I have a build where I wish to link against and load a specific version of a library and a different version of the same library is installed on the system. I'm using a -L option to point to the version that I wish to link against but gcc still seems to choose the installed version. Is there a way to force gcc to search the directory specified with the -L option before it searches the standard locations?
I'm running Centos 6.5 with gcc 4.4.7. Here are the relevant libs and directories, zlib-devel is not installed
/lib64/libz.so.1.2.3
/lib64/libz.so.1 -> libz.so.1.2.3
/home/richj/product/zlib/lib/libz.so.1.2.8
/home/richj/product/zlib/lib/libz.so -> libz.so.1.2.8
/home/richj/product/zlib/lib/libz.so.1 -> libz.so.1.2.8
/home/richj/product/zlib/include/zlib.h
/home/richj/product/foo/libfoo.so
/home/richj/product/foo/foo.h
/home/richj/product/bar/bar.c
Main in bar.c calls foo in libfoo.so and foo calls inflateInit in libz Here are the compile commands for libfoo.so and bar. Both the library and the program compile and run without error.

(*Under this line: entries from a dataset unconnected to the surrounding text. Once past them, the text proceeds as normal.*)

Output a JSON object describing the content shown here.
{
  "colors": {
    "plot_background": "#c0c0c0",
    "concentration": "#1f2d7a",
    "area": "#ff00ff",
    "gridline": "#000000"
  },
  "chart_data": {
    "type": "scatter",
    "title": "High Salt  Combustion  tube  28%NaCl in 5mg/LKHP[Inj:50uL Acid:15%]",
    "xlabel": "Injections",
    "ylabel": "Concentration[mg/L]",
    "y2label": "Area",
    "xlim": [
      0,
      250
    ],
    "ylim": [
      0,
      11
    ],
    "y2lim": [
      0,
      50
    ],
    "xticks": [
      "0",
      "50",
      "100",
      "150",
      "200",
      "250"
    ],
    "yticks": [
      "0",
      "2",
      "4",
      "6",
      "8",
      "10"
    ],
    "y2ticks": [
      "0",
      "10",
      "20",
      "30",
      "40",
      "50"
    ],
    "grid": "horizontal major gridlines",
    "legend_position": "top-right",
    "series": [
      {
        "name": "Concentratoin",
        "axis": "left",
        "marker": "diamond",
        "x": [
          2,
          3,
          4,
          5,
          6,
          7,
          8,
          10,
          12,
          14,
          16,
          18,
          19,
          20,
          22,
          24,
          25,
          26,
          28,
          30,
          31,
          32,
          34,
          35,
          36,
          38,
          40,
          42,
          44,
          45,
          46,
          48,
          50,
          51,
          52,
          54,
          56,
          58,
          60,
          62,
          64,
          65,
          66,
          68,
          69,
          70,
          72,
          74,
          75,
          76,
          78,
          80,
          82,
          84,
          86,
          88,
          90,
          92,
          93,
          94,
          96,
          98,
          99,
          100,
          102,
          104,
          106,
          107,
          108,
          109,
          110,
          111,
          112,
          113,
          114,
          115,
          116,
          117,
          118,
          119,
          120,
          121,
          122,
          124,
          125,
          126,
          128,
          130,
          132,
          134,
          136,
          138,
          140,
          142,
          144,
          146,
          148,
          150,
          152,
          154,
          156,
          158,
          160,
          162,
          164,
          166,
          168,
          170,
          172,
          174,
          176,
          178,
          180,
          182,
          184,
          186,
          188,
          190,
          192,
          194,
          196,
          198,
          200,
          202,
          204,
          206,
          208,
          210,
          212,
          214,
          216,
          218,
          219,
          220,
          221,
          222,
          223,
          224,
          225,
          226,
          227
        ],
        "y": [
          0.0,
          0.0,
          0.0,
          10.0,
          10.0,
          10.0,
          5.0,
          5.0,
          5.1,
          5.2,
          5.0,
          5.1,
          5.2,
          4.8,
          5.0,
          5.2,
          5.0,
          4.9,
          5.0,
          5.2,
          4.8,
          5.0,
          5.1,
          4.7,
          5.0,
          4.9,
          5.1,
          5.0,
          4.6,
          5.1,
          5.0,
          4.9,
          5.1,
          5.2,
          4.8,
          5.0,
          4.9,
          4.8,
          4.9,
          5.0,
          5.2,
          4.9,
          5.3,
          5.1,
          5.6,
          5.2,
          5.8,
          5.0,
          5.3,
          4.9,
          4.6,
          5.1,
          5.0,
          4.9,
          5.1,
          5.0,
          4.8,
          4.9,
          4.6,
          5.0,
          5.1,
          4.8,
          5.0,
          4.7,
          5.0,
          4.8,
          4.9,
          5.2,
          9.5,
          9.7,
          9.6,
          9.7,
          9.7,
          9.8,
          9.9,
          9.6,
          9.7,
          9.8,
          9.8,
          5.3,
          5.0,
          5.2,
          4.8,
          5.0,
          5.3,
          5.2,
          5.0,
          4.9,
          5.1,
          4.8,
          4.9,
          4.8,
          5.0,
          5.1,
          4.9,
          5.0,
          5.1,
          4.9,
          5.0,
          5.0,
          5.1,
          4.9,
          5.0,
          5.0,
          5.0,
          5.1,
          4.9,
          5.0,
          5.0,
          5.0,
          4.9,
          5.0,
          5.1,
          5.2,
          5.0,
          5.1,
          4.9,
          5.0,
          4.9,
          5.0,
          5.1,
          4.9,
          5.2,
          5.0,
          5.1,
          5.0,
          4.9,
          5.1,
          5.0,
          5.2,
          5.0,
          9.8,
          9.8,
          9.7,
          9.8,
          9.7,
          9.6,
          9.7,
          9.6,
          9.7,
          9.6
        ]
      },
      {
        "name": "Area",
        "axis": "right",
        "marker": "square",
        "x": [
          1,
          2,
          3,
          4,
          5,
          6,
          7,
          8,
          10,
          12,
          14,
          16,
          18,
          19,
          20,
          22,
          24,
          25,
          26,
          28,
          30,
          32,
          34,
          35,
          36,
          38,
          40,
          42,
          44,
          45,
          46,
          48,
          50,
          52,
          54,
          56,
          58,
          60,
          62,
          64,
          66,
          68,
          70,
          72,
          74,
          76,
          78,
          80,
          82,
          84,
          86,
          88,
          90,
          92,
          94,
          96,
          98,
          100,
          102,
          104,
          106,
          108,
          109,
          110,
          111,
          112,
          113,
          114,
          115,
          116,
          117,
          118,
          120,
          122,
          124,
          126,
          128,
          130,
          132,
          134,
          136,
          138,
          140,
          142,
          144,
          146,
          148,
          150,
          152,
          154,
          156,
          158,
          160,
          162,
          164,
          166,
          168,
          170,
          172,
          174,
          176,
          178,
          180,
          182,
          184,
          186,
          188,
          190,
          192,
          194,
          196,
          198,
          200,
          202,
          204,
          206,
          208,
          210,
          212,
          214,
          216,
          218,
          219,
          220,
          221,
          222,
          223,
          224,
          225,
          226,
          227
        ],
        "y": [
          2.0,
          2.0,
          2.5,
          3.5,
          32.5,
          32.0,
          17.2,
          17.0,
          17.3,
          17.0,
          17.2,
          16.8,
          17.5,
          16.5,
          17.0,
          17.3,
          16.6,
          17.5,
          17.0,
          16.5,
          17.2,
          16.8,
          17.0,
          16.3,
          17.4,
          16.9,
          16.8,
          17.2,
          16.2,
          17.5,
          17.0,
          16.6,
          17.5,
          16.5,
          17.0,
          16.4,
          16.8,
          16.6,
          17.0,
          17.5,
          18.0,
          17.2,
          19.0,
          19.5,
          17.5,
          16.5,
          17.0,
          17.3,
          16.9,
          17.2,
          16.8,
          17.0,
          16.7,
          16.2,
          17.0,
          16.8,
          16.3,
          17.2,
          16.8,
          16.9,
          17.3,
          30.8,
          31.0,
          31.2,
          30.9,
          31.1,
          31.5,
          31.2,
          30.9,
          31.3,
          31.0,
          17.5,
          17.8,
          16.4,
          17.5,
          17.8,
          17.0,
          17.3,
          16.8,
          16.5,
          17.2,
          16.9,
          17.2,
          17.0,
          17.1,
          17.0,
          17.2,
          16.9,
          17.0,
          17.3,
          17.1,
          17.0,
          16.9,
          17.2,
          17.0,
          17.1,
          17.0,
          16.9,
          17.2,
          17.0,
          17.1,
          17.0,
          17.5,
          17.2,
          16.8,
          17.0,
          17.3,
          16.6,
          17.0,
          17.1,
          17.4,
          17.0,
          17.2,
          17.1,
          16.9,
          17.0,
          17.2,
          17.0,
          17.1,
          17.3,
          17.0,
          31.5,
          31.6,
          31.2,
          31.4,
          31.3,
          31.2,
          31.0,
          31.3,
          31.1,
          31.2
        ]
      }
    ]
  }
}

/usr/bin/gcc -c -fPIC -Wall -g -I../zlib/include foo.c
/usr/bin/gcc -shared -o libfoo.so foo.o
/usr/bin/gcc -Wall -g -I../foo -L../foo -lfoo -L../zlib/lib -lz bar.c -o bar
$ldd bar
linux-vdso.so.1 => (0x00007fffd67ff000)
libfoo.so => ../foo/libfoo.so
libz.so.1 => /lib64/libz.so.1
libc.so.6 => /lib64/libc.so.6
/lib64/ld-linux-x86-64.so.2
So the question is why is it not linking against and loading the version of zlib that I point to in the compile command?